After David’s infamous night with Bathsheba and the murder of her husband Uriah, there was only silence from his friends and counselors (2 Samuel 11). For months, no one would tell David the simple truth. No one had had the courage to confront him - that is until Nathan the prophet brings this message: “Why? Why have you despised the word of the LORD, to do what is evil in his sight?” Then David, in one of the great understatements in Scripture, says, “I have sinned against the Lord.”

Coming to terms with one’s sin requires the slow work of the Holy Spirit, but more often than not, it also requires one willing to speak the truth to us by that same Spirit. Writing in the 1930’s, Reinhold Niebuhr perceived the incapability of individuals and nations to rid themselves completely of evil, but he did credit the religious spirit with a capacity for restraint and humility. I found this quote in my copy of Niebuhr’s Moral Man & Immoral Society:

“The personality and the holiness of God provide the religious man with a reinforcement of his moral will and a restraint upon his will-to-power.…and a consequent increase in condemnation upon all selfish actions and desires.”

Steven Weitzman notes in a recent Christianity Today article that James Comey was a fan of Reinhold Niebuhr in his undergraduate years and even took the theologian’s name as an email handle. It was Niebuhr who boldly confronted J. Edgar Hoover, then director of the FBI, for his improper spying upon Martin Luther King, Jr. One of the revelations of Comey’s testimony in this week’s Senate hearing was that he resisted pressure by both parties to shape past and current FBI investigations in a more positive light – whether it be the mishandling of confidential emails, or collusion with Russia in the interference of the election. Like Nathan the prophet, James Comey seemed willing to restrain his own ambition while speaking truth to power at great personal risk.

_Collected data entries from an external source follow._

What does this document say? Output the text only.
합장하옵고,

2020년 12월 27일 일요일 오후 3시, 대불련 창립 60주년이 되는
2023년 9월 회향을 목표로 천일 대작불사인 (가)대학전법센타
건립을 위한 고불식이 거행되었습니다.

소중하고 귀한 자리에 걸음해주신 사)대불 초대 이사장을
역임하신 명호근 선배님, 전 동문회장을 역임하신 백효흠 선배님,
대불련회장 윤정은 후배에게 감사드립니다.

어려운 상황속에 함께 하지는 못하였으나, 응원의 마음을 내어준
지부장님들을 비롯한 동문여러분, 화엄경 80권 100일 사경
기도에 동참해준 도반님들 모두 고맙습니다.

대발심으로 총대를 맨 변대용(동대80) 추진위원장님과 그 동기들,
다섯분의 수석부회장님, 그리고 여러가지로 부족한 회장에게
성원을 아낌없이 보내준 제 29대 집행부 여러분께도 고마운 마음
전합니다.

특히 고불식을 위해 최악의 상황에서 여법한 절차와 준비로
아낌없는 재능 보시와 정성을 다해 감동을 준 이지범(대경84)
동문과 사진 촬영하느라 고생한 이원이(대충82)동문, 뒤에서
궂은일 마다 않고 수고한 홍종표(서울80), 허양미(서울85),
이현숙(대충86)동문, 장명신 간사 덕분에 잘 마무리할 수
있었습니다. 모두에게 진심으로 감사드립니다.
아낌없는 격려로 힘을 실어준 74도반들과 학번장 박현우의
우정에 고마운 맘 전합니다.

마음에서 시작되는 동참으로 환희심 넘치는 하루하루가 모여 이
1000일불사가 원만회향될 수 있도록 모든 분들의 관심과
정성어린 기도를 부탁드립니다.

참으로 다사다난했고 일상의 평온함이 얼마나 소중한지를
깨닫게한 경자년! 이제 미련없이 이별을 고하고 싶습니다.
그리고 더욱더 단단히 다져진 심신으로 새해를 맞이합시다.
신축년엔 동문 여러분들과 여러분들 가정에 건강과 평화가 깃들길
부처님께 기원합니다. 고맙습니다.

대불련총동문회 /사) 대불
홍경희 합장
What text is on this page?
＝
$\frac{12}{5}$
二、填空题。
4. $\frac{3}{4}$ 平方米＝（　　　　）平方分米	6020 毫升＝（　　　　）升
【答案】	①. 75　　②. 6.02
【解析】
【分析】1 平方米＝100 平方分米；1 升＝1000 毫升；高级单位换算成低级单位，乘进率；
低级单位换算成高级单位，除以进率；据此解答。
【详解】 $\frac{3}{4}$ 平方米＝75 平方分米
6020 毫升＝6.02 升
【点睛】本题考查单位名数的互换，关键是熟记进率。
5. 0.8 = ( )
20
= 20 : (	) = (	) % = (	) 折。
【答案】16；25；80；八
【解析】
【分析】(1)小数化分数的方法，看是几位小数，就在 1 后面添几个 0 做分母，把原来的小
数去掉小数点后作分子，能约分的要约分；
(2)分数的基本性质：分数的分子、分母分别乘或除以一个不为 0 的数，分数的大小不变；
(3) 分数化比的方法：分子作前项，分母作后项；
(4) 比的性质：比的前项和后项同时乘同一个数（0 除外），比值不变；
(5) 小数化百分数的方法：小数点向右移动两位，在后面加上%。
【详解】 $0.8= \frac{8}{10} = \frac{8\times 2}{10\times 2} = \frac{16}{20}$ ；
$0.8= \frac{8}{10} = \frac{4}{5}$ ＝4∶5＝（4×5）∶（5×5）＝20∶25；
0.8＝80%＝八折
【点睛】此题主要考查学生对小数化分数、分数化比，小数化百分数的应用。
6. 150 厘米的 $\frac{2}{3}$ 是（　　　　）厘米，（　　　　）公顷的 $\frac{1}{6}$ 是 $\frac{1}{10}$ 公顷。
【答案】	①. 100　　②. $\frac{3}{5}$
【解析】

Every day you and I, by our speech and conduct, contribute to the larger fabric of society for good or ill. Each and every day we are given the opportunity to exercise our moral will and to restrain the natural will-to-power for the good of others. The prophet Nathan and a fired FBI director share the truth-speaking boldness of Him who confronted hypocrisy and the abuse of power (Matthew 23: 23-24; Luke 22: 24-27), and called his disciples to walk as servant leaders. They are templates for our lives, and how we reflect their example in the world can change the course of a family, a church, a city, and even a nation.